Harry looked at the two eager faces in front of him. Tried to remember if he’d been that keen on the course when he was at Police College. Hardly. He was usually hung-over and couldn’t wait to get drunk again. These two were better. He cleared his throat. ‘OK. In that case, this is a lecture, and I must remind you that as police students you are under an oath of confidentiality. Understood?’

The pair of them nodded and leaned forward.

Harry leaned back. He wanted a smoke, and knew that cigarette outside on the steps was going to taste good.

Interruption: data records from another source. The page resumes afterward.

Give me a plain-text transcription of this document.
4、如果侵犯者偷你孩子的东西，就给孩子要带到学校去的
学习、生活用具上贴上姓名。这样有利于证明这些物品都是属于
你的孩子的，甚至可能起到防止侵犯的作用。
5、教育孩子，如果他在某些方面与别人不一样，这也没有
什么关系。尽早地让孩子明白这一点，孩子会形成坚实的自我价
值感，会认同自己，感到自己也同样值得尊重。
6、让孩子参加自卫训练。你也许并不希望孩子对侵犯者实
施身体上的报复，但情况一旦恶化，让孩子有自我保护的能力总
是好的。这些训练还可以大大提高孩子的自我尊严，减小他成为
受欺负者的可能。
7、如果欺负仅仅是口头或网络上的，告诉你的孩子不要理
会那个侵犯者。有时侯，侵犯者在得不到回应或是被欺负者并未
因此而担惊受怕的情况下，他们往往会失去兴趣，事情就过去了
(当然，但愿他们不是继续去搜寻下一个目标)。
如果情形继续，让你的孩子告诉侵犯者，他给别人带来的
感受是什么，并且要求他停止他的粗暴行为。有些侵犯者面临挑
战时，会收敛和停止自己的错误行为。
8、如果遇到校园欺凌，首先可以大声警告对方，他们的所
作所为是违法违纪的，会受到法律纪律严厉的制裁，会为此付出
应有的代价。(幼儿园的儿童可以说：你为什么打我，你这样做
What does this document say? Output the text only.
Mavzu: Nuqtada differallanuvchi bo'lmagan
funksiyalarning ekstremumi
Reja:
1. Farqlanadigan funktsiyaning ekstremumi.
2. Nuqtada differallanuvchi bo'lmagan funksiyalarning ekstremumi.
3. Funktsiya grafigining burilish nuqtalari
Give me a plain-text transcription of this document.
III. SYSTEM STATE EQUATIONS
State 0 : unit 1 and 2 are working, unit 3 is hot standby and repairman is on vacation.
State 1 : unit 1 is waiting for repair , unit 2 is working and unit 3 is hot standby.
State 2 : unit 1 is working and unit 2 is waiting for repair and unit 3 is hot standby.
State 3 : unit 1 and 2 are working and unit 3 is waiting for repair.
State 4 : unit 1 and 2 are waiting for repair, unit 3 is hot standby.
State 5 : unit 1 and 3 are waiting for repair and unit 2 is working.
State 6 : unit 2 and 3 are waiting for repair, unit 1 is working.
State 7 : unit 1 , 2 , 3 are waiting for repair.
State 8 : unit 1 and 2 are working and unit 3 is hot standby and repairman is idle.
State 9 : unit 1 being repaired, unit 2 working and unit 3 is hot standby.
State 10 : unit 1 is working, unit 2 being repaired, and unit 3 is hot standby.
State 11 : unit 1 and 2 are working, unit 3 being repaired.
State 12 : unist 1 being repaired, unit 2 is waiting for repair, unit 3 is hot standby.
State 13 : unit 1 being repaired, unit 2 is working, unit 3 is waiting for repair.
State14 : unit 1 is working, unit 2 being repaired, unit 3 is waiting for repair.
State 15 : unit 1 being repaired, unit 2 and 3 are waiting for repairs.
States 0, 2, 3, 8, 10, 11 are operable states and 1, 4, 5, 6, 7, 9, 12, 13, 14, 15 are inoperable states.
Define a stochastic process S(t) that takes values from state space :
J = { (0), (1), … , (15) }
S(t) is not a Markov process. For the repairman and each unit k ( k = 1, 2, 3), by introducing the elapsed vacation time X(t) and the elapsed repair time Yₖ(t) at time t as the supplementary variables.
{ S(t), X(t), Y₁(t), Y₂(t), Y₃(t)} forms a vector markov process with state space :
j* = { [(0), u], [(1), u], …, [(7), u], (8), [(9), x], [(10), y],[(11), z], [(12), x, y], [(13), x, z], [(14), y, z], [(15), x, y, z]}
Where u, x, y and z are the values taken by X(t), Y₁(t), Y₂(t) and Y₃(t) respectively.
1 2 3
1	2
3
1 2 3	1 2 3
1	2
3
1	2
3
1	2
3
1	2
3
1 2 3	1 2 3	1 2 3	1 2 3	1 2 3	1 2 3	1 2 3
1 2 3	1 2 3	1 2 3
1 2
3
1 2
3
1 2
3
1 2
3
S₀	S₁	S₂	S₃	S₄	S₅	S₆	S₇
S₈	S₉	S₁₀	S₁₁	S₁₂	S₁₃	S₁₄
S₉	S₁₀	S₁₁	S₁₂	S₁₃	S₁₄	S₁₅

‘We’ve been through Hell’s computer, and it’s all there,’ he said. ‘Plans of action, notes, information about the victims, information about Valentin Gjertsen, alias Alexander Dreyer, about Hallstein Smith, about me—’

‘About you?’ Jesus said.

‘Let him go on,’ Oleg said.

‘Hell wrote a manual about how to take impressions of the house keys of these women. He had discovered that on a Tinder date, eight out of ten women leave their bag at the table when they go to the toilet, and that most of them keep their keys in the little zipped compartment inside the bag. And that it takes on average fifteen seconds to make a wax impression of three keys, both sides, and that it’s easier to photograph the keys, but that for some types of keys a photograph isn’t enough to make a sufficiently accurate 3D file from which to produce copies using the 3D printer.’